While the results are far from conclusive in Arizona, Democrats are threatening to end Republican control over both the state’s House and Senate. Republicans have held “trifectas” (when one party holds the governor’s office and has majorities in both chambers of the legislature) for a total of 22 years since 1992.

Several tight races could put the state Senate into Democratic hands, according to AZ Central. As a result of redistricting, Democrats are competitive in several seats this election season and may threaten Republicans’ slim 31-29 majority in the state House.

Democratic majorities in the Arizona Legislature would have an effect on abortion law in the state. When the U.S. Supreme Court overturned Roe v. Wade in June, a 1864 Arizona law banning abortion went into effect and has since been challenged in court. Without a Republican majority, however, the there would be nothing to stop Democratic legislators from simply repealing the state’s abortion ban.

Midterm fundraising effort

Democrats pumped tens of millions of dollars in resources into state legislative races in 2022. The Democrat-aligned super PAC The States Project spent $60 million on the effort, and another group, Forward Majority, committed $20 million this cycle. In a press release today, the Democratic Legislative Campaign Committee (DLCC) said it raised $50 million for the effort.

The release, posted on the DLCC’s website, noted that Republicans had the advantage in the midterm elections.

“Democrats are on track to overcome historic odds defending our majorities in key states and even flipping the legislatures in Minnesota and Michigan. Republicans had everything in their favor: record fundraising and a midterm political environment under a Democratic president, and they have little to show for it,” the Democratic campaign operation said.
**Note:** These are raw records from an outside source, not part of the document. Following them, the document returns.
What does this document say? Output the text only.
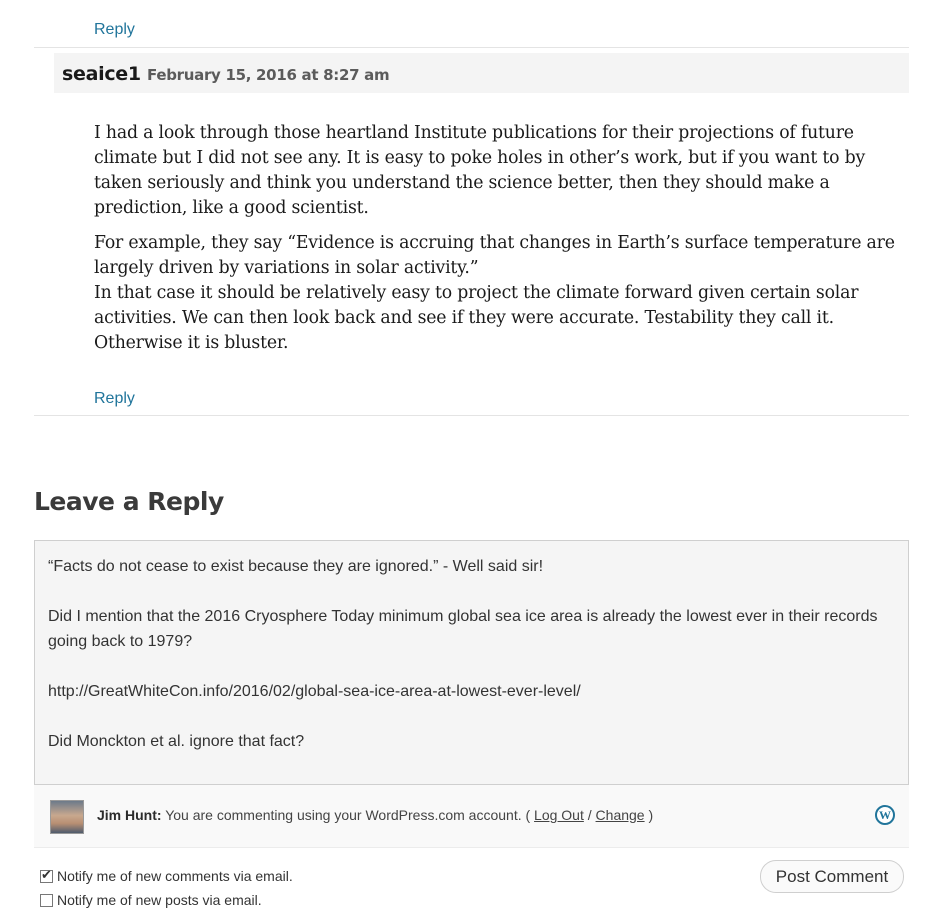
Reply
seaice1 February 15, 2016 at 8:27 am

I had a look through those heartland Institute publications for their projections of future climate but I did not see any. It is easy to poke holes in other’s work, but if you want to by taken seriously and think you understand the science better, then they should make a prediction, like a good scientist.

For example, they say “Evidence is accruing that changes in Earth’s surface temperature are largely driven by variations in solar activity.”
In that case it should be relatively easy to project the climate forward given certain solar activities. We can then look back and see if they were accurate. Testability they call it. Otherwise it is bluster.

Reply
Leave a Reply

“Facts do not cease to exist because they are ignored.” - Well said sir!

Did I mention that the 2016 Cryosphere Today minimum global sea ice area is already the lowest ever in their records going back to 1979?

http://GreatWhiteCon.info/2016/02/global-sea-ice-area-at-lowest-ever-level/

Did Monckton et al. ignore that fact?

Jim Hunt: You are commenting using your WordPress.com account. ( Log Out / Change )	W
✔Notify me of new comments via email.
Notify me of new posts via email.
Post Comment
“This election should have been a landslide for Republicans — instead Democrats fended off the so-called ‘red wave’ in the states and gained critical ground for the decade ahead,” the statement read.

For its part, the Republican Legislative Campaign Committee (RLCC) raised $71 million in an effort to hold onto their advantage at the state level, according to an Axios report. Going into the 2022 midterms, Republicans controlled 61 legislative chambers compared with the Democrats’ 37.
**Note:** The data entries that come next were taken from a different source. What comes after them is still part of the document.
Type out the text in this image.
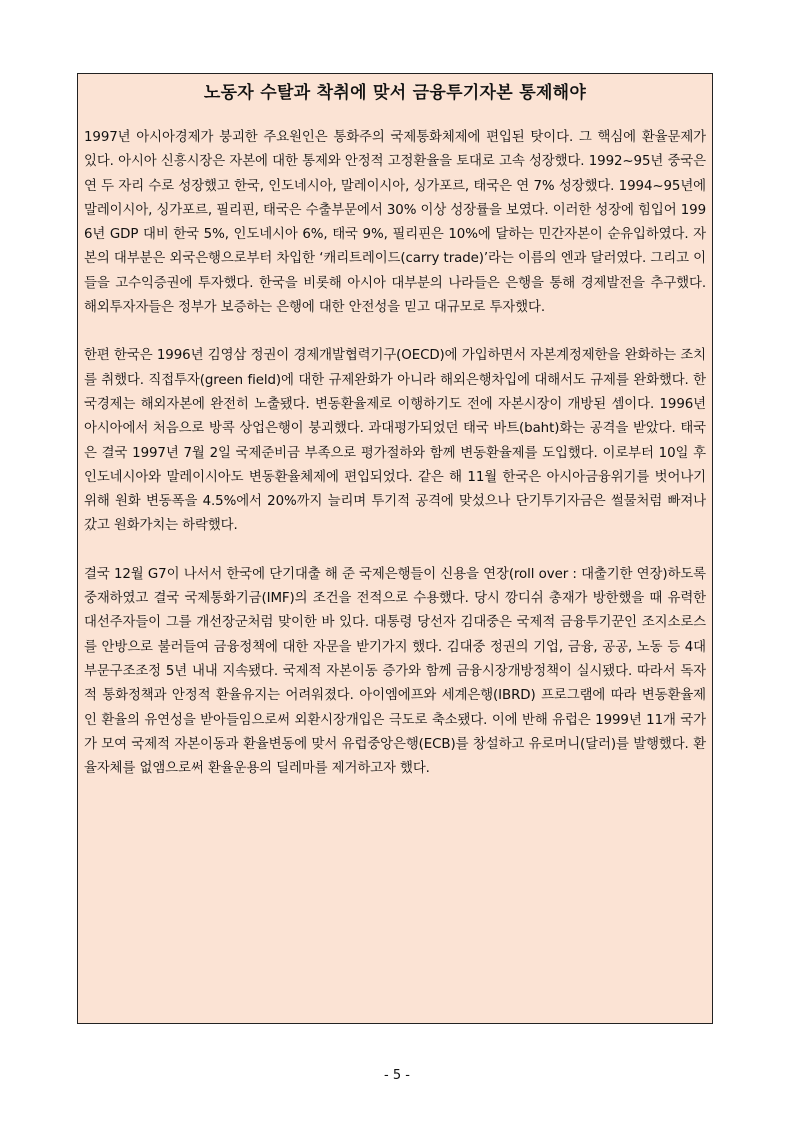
노동자 수탈과 착취에 맞서 금융투기자본 통제해야

1997년 아시아경제가 붕괴한 주요원인은 통화주의 국제통화체제에 편입된 탓이다. 그 핵심에 환율문제가 있다. 아시아 신흥시장은 자본에 대한 통제와 안정적 고정환율을 토대로 고속 성장했다. 1992~95년 중국은 연 두 자리 수로 성장했고 한국, 인도네시아, 말레이시아, 싱가포르, 태국은 연 7% 성장했다. 1994~95년에 말레이시아, 싱가포르, 필리핀, 태국은 수출부문에서 30% 이상 성장률을 보였다. 이러한 성장에 힘입어 1996년 GDP 대비 한국 5%, 인도네시아 6%, 태국 9%, 필리핀은 10%에 달하는 민간자본이 순유입하였다. 자본의 대부분은 외국은행으로부터 차입한 ‘캐리트레이드(carry trade)’라는 이름의 엔과 달러였다. 그리고 이들을 고수익증권에 투자했다. 한국을 비롯해 아시아 대부분의 나라들은 은행을 통해 경제발전을 추구했다. 해외투자자들은 정부가 보증하는 은행에 대한 안전성을 믿고 대규모로 투자했다.

한편 한국은 1996년 김영삼 정권이 경제개발협력기구(OECD)에 가입하면서 자본계정제한을 완화하는 조치를 취했다. 직접투자(green field)에 대한 규제완화가 아니라 해외은행차입에 대해서도 규제를 완화했다. 한국경제는 해외자본에 완전히 노출됐다. 변동환율제로 이행하기도 전에 자본시장이 개방된 셈이다. 1996년 아시아에서 처음으로 방콕 상업은행이 붕괴했다. 과대평가되었던 태국 바트(baht)화는 공격을 받았다. 태국은 결국 1997년 7월 2일 국제준비금 부족으로 평가절하와 함께 변동환율제를 도입했다. 이로부터 10일 후 인도네시아와 말레이시아도 변동환율체제에 편입되었다. 같은 해 11월 한국은 아시아금융위기를 벗어나기 위해 원화 변동폭을 4.5%에서 20%까지 늘리며 투기적 공격에 맞섰으나 단기투기자금은 썰물처럼 빠져나갔고 원화가치는 하락했다.

결국 12월 G7이 나서서 한국에 단기대출 해 준 국제은행들이 신용을 연장(roll over : 대출기한 연장)하도록 중재하였고 결국 국제통화기금(IMF)의 조건을 전적으로 수용했다. 당시 깡디쉬 총재가 방한했을 때 유력한 대선주자들이 그를 개선장군처럼 맞이한 바 있다. 대통령 당선자 김대중은 국제적 금융투기꾼인 조지소로스를 안방으로 불러들여 금융정책에 대한 자문을 받기가지 했다. 김대중 정권의 기업, 금융, 공공, 노동 등 4대 부문구조조정 5년 내내 지속됐다. 국제적 자본이동 증가와 함께 금융시장개방정책이 실시됐다. 따라서 독자적 통화정책과 안정적 환율유지는 어려워졌다. 아이엠에프와 세계은행(IBRD) 프로그램에 따라 변동환율제인 환율의 유연성을 받아들임으로써 외환시장개입은 극도로 축소됐다. 이에 반해 유럽은 1999년 11개 국가가 모여 국제적 자본이동과 환율변동에 맞서 유럽중앙은행(ECB)를 창설하고 유로머니(달러)를 발행했다. 환율자체를 없앰으로써 환율운용의 딜레마를 제거하고자 했다.

- 5 -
Andrew Romeo, spokesman for the RLCC, told CNA that it was the GOP that had “defied the odds.”

He noted that Republicans had managed to hold onto their majorities in other states and increase their representation in others.

“While chamber battles are still playing out across the country,” Romeo explained, “state Republicans defied the odds last night by facing down an onslaught of more than $130 million in national liberal spending and an incredibly challenging political environment and still managed to preserve their hold on an overwhelming majority of state legislatures throughout the country; secure a veto-proof supermajority in Florida, and gain supermajorities in the North Carolina Senate, Wisconsin Senate, Iowa Senate, and South Carolina House.”

However, Republicans in North Carolina and Wisconsin failed to secure supermajorities in both legislative chambers, which they would have needed to do in order to override vetoes from their Democratic governors. Iowa, Florida, and South Carolina have Republican governors with Republican majority legislatures.

This report will be updated as additional results become available.